I tried to perform the filtering using GATK 3.8 or 4.1, but systematically, any variants is filtered. I have no error output.
GATK 3.8 version:
java -jar /home/maintenance-gg/Téléchargements/GenomeAnalysisTK-3.8-1-0-gf15c1c3ef/GenomeAnalysisTK.jar \
-T VariantFiltration \
-R /home/maintenance-gg/Documents/Reference_genome/Pfalciparum.genome.fasta \
--filterName LowQualVQ -filter "VQSLOD <= 0.0" \
--variant /home/maintenance-gg/Documents/VCF2/SNPs.vcf \
-log /home/maintenance-gg/Documents/VCF2/filtration.txt \
-o /home/maintenance-gg/Documents/VCF2/SNP_filtered5.vcf
GATK 4.1 version:
gatk VariantFiltration \
-R /home/maintenance-gg/Documents/Reference_genome/Pfalciparum.genome.fasta \
-V /home/maintenance-gg/Documents/VCF2/calling_GVCF.vcf \
--filter-name LowQualVQ -filter "VQSLOD <= 0.0" \
-O /home/maintenance-gg/Documents/VCF2/SNP_filtered5.vcf
Can anyone help me out? I have search for a solution on biostars and GATK support, but I don't found a solution to my problem... I just know that GATK's filter expressions couldn't take integers, and they needed doubles.

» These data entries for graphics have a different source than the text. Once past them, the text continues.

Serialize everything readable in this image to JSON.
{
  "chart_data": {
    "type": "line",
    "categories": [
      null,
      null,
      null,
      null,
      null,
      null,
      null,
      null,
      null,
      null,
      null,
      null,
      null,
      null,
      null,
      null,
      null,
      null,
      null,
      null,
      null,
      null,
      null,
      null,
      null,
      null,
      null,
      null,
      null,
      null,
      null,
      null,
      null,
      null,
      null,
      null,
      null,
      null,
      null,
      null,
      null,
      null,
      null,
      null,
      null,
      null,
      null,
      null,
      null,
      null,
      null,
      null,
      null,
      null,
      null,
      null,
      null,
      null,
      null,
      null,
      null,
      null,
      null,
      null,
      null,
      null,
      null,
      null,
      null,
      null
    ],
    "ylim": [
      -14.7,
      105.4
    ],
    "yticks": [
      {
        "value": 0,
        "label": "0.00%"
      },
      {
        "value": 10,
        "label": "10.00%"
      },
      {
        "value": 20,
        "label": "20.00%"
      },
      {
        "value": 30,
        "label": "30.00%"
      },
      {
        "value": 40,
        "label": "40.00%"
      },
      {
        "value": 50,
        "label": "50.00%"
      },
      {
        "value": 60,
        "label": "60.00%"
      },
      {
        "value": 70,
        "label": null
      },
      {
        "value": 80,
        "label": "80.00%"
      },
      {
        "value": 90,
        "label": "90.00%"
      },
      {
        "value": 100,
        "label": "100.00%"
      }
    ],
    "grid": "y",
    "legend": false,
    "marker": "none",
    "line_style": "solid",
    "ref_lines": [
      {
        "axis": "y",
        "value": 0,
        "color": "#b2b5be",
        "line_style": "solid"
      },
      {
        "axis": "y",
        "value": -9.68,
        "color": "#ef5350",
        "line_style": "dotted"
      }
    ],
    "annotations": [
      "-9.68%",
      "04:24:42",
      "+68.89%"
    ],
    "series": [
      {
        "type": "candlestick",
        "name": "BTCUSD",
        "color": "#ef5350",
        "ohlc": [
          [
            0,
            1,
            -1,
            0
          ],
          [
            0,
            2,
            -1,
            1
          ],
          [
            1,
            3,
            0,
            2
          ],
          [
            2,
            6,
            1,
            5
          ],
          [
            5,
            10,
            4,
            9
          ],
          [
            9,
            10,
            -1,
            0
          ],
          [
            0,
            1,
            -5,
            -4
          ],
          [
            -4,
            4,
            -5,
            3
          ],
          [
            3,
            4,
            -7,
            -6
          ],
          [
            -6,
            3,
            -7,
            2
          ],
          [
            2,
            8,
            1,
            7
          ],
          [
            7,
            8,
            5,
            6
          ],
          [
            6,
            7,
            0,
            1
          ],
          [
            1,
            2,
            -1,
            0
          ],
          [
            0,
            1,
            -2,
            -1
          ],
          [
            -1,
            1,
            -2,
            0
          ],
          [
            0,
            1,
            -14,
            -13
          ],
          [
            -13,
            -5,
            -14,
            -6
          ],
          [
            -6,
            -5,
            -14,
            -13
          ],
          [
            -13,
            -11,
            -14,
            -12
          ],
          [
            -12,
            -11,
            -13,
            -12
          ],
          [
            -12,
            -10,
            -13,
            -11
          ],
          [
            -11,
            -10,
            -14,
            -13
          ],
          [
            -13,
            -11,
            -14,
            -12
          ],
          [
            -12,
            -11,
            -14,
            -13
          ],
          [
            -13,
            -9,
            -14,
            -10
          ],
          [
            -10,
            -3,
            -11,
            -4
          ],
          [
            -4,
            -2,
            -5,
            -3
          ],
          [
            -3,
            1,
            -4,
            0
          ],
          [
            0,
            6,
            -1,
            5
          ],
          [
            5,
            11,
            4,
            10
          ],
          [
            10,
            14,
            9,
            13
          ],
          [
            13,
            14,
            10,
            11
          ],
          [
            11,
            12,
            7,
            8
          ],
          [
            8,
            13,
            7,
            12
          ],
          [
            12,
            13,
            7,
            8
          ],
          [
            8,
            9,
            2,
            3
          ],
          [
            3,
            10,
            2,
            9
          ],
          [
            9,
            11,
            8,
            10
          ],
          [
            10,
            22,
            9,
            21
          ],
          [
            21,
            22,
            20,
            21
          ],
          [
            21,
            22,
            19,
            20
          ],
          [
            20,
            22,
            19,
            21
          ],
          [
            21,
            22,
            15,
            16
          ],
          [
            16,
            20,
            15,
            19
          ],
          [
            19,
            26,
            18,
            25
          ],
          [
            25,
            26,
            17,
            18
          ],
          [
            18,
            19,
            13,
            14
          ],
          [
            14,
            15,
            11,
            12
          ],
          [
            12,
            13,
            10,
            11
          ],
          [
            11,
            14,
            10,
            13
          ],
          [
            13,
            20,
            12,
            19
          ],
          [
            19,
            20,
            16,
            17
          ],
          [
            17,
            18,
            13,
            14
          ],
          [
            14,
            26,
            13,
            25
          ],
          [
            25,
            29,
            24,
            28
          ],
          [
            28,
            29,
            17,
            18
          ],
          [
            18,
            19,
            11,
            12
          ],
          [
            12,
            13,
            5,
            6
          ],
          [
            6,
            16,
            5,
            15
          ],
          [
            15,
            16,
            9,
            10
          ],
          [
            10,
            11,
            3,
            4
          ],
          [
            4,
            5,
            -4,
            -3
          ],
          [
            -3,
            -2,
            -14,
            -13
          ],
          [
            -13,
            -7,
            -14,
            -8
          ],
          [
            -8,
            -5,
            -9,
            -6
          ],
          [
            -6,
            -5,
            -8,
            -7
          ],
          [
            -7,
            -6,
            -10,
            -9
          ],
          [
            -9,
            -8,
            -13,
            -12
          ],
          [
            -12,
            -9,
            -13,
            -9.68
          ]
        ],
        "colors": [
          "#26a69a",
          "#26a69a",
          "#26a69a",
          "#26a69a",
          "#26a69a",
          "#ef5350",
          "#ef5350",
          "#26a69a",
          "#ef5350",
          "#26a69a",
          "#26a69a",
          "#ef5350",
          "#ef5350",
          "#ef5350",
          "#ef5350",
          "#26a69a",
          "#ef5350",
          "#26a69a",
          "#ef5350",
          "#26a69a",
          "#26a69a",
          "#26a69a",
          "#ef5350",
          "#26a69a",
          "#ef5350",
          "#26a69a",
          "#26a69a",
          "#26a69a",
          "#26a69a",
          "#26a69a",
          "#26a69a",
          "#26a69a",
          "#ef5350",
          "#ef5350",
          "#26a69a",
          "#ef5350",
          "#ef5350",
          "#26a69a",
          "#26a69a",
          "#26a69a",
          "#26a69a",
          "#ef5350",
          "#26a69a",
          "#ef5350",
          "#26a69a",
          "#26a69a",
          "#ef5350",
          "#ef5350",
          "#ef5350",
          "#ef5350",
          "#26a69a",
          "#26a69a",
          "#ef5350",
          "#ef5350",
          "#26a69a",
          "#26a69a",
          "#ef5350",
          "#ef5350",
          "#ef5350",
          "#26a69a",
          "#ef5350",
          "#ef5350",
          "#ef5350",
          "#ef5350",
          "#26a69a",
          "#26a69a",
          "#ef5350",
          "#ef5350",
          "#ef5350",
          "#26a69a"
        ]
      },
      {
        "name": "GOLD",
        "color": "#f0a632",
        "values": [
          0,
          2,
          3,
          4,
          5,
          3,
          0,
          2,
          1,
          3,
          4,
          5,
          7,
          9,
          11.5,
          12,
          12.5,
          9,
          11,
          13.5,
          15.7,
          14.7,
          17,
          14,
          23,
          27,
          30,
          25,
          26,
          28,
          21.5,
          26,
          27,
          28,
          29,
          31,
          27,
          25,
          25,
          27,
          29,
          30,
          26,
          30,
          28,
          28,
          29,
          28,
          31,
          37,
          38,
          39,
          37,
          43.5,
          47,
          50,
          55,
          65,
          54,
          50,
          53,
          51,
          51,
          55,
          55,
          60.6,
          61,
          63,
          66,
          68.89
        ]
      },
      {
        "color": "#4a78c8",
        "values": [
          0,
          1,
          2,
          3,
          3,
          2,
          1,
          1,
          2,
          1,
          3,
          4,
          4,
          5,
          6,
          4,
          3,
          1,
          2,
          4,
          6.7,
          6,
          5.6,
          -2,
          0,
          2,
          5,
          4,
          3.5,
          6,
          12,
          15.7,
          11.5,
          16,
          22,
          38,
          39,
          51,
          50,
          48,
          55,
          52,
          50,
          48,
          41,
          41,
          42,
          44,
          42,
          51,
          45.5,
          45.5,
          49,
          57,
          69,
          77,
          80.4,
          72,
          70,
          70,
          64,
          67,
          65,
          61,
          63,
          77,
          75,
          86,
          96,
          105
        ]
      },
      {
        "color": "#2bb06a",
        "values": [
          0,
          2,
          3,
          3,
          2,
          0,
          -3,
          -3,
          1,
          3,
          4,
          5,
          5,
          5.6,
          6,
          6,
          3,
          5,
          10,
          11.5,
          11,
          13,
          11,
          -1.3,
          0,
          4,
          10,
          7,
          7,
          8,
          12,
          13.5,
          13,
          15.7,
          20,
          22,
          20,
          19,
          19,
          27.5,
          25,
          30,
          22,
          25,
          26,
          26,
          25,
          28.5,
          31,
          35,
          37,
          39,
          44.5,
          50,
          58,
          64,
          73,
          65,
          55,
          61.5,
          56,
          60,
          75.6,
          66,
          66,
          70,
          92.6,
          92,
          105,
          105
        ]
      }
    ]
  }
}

Here are the INFO line of VQSLOD and an example SNP line of my VCF before filtration.
INFO:
##INFO=<ID=VQSLOD,Number=1,Type=Float,Description="Log odds of being a true variant versus being false under the trained gaussian mixture model">
SNP example:
Pf3D7_01_v3 176 . G A 107.14 PASS AC=2;AF=1.00;AN=2;DP=5;ExcessHet=3.0103;FS=0.000;MLEAC=2;MLEAF=1.00;MQ=34.35;QD=26.79;SOR=3.258;VQSLOD=3.39;culprit=SOR GT:AD:DP:GQ:PL 1/1:0,4:4:12:121,12,0 ./.:0,0 ./.:6,0:6 ./.:0,0 ./.:5,0:5 ./.:0,0 ./.:0,0 ./.:3,0:3 ./.:20,0:20 ./.:0,0 ./.:8,0:8 ./.:0,0 ./.:5,0:5 ./.:0,0 ./.:0,0 ./.:0,0 ./.:0,0 ./.:0,0
Please let me know if you need any additional information.
Thanks!
Hi, thanks for your reply. The name of my filter is wrong, you're right; but even if I execute the command as you propose, there is no difference, any variants were filtered.